Было уже полвосьмого вечера. Аня только сейчас освободилась от нескончаемой подготовки к празднику и ехала из гимназии на автобусе. Она сидела на последнем сидении, рядом болтался Женя Гриневич, маленького роста пухлый очкарик-одноклассник. Женина компания была всегда хороша тем, что он был ненавязчив. Даже Сережа его терпел…


Сережа... Как ни старалась Аня не думать о нем, занимать голову другими мыслями, но имя его, словно тень, было над любой темой этого дня. Ну вот и все. Нет никакой Куницыной. Аня и Сережа сегодня целовались.

Почему от этого было не очень радостно? У Ани на этот счет было уже несколько версий. Сейчас вот она рассуждала о том, что с этим поцелуем, наверное, кончилось детство. А что же дальше? Ей не хотелось об этом думать. Лучше смотреть на прохожих, фонари… «А вот эта елка, пожалуй, – самая красивая елка в городе… Надо же, за всей этой суетой уже, оказывается, совсем скоро: «С Новым годом, с новым счастьем!» А ведь подумать, странное словосочетание – «новое счастье». Как будто старого счастья было мало, потребовалось еще и новое! Тогда старое не могло быть счастьем. Счастье – это же все сто процентов? Или новое – это совсем другие сто процентов? С чистого листа, а не в дополнение? А старому счастью тогда что делать? Вдруг ему не понравится новое счастье – или, наоборот, новому – старое? Нет, не так. Чего их спрашивать? Просто выбросить старое счастье, как старую елку. А может, наоборот, остаться верной старому – и прогнать новое? Что делают люди со своим старым счастьем, когда приходит новое?.. А у меня уже настало – «новое счастье»? Или оно не новое? Или не счастье? Нет, хватит. Надо спросить что-нибудь у Гриневича, про фотоаппараты. Пусть отвлечет», – запутавшись в ворохе своих вопросов, подумала Аня, скользнула взглядом по Женьке, вздохнула и сразу забыла о нем.

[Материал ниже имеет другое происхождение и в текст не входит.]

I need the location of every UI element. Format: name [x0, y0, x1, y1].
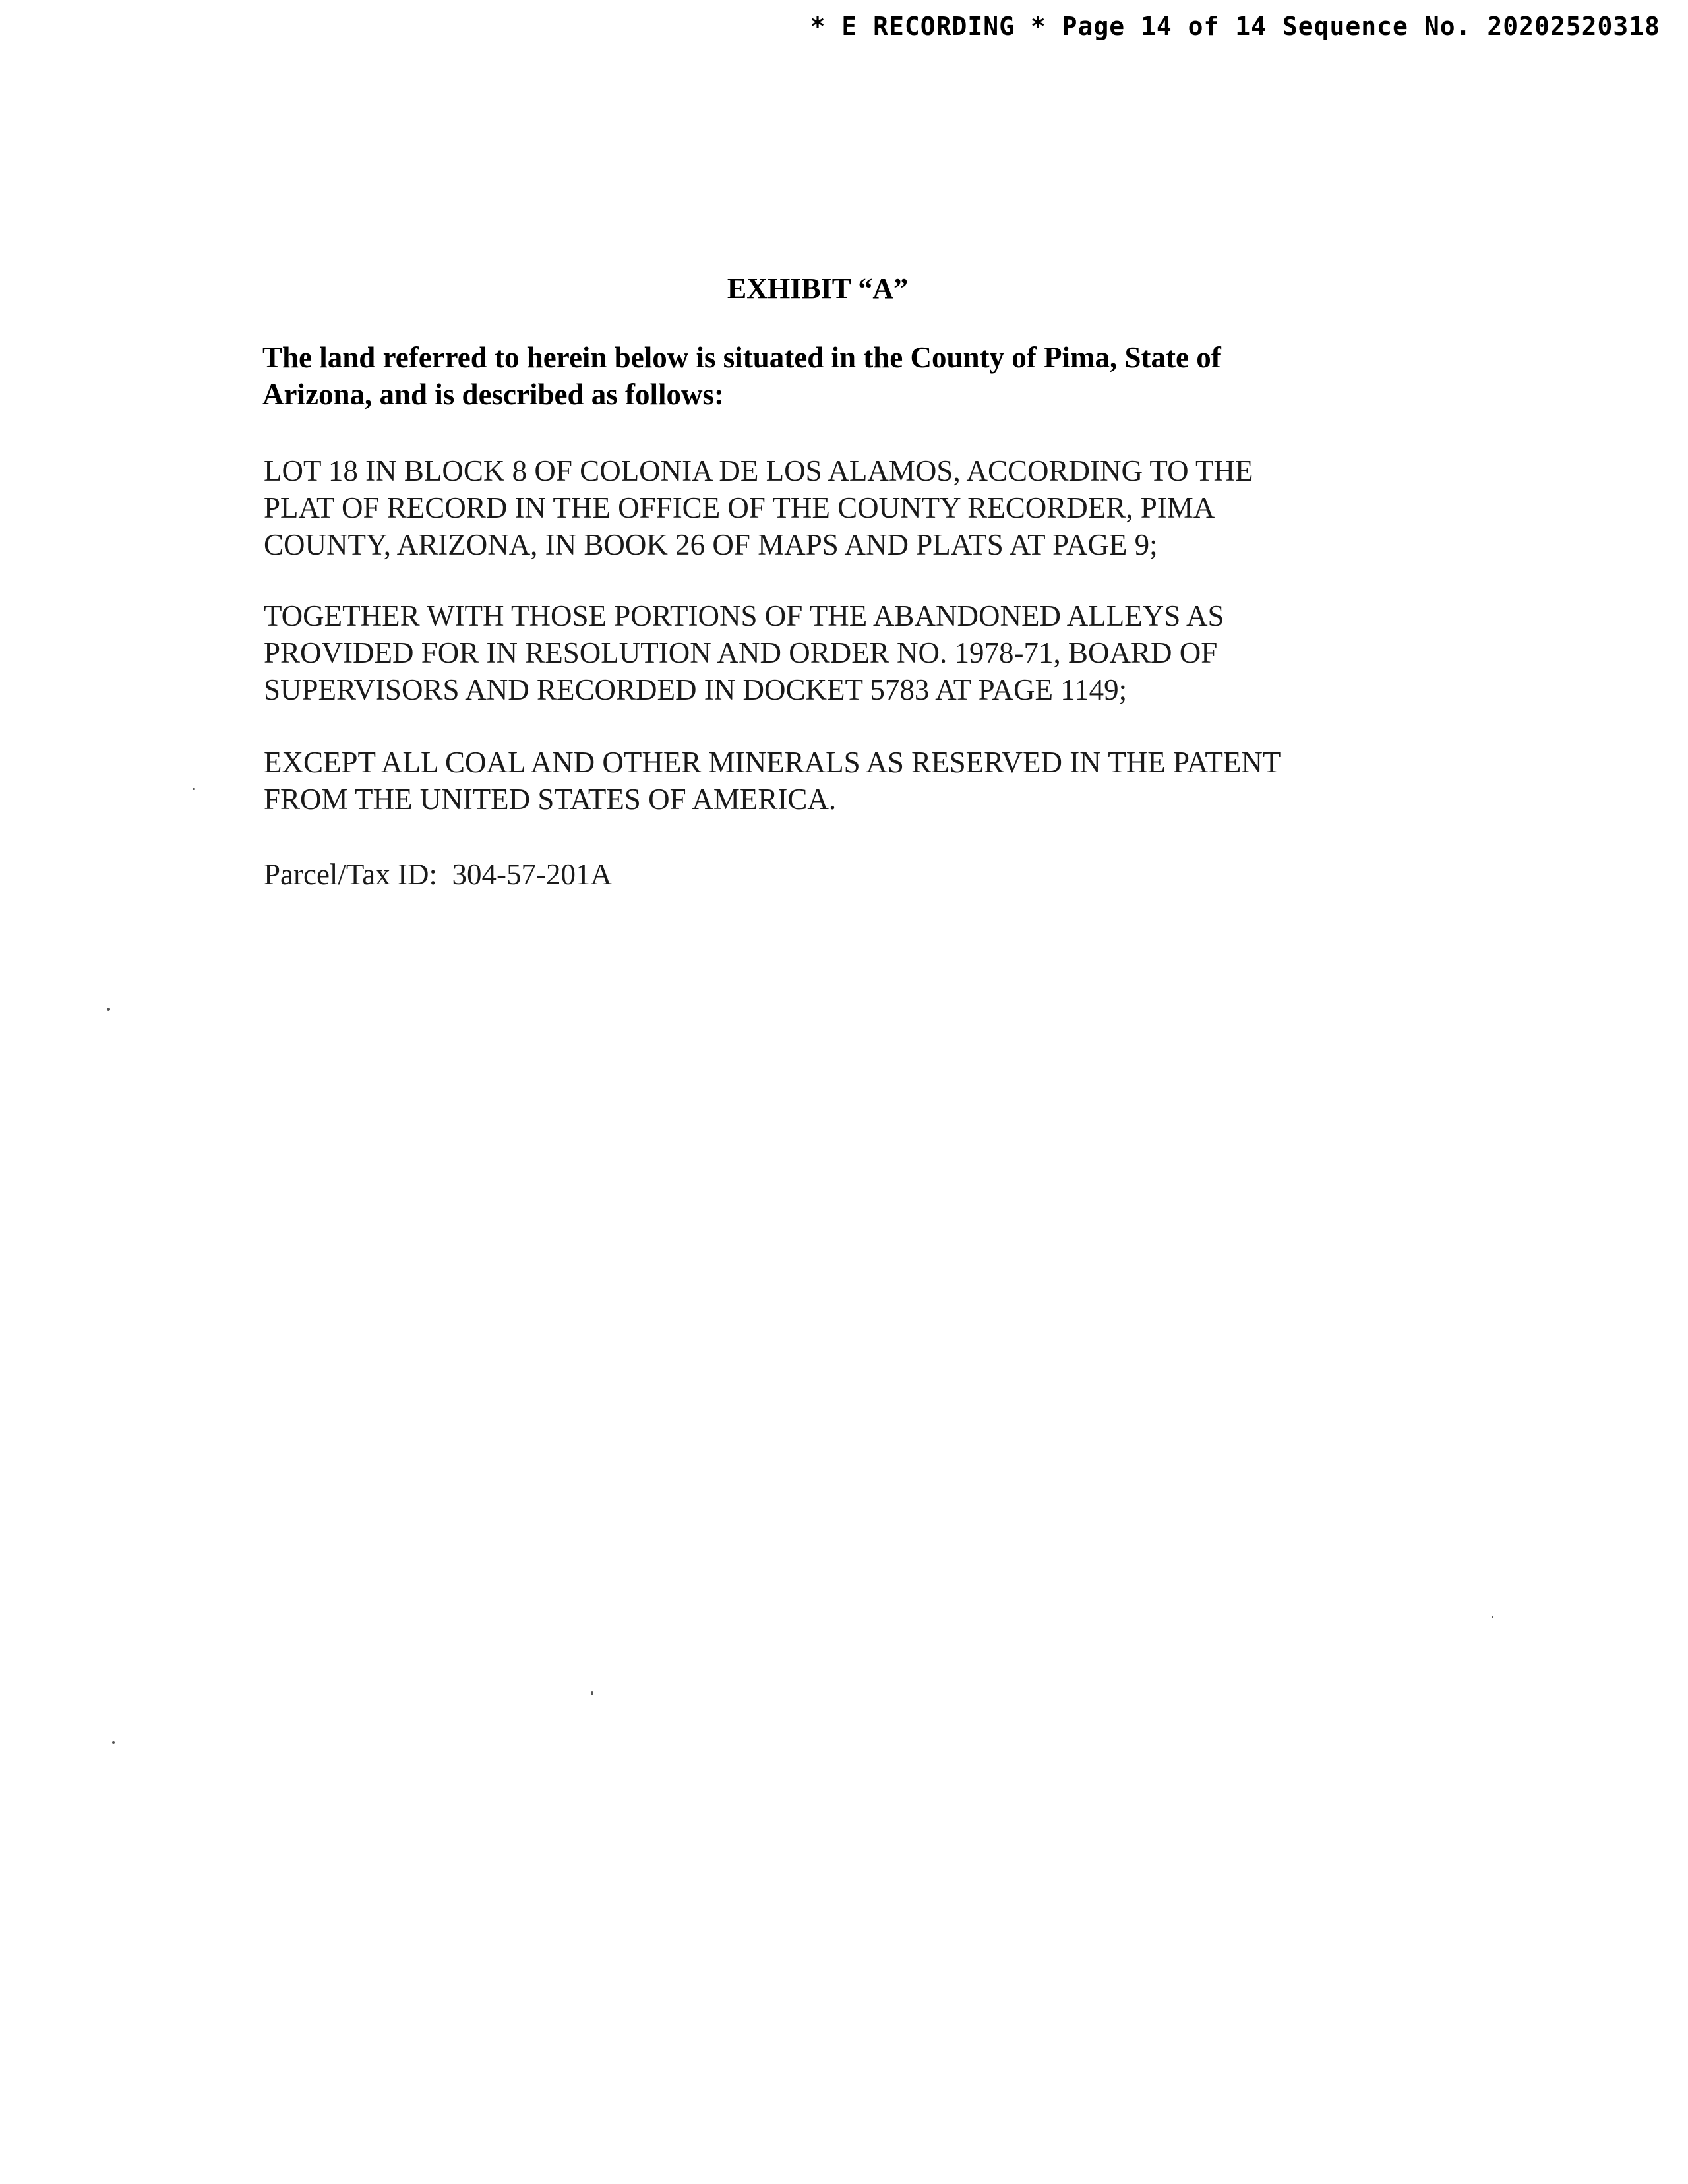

Конечно же, она была рада, что все наконец-то встало на свои места, закончилось притворство. Аня давно видела, что Сережка рвется, не может выпутаться из лап Куницыной. Но взять и простить его – было выше ее сил, ее гордости. И вот, наконец-то этот глупый водевиль закончился, пусть даже и так кошмарно – на виду у всех, со скандалом и слезами!.. (От нового удушливого кома неприятного воспоминания Аня тихо запыхтела и заерзала на сидении). Но в конце концов, какая разница, что думают все? Ей ведь важен только он? И он – ее! «Как ты надоел, Громов, курилка чертов!» – мысленно воскликнула Аня и тайком улыбнулась в окно.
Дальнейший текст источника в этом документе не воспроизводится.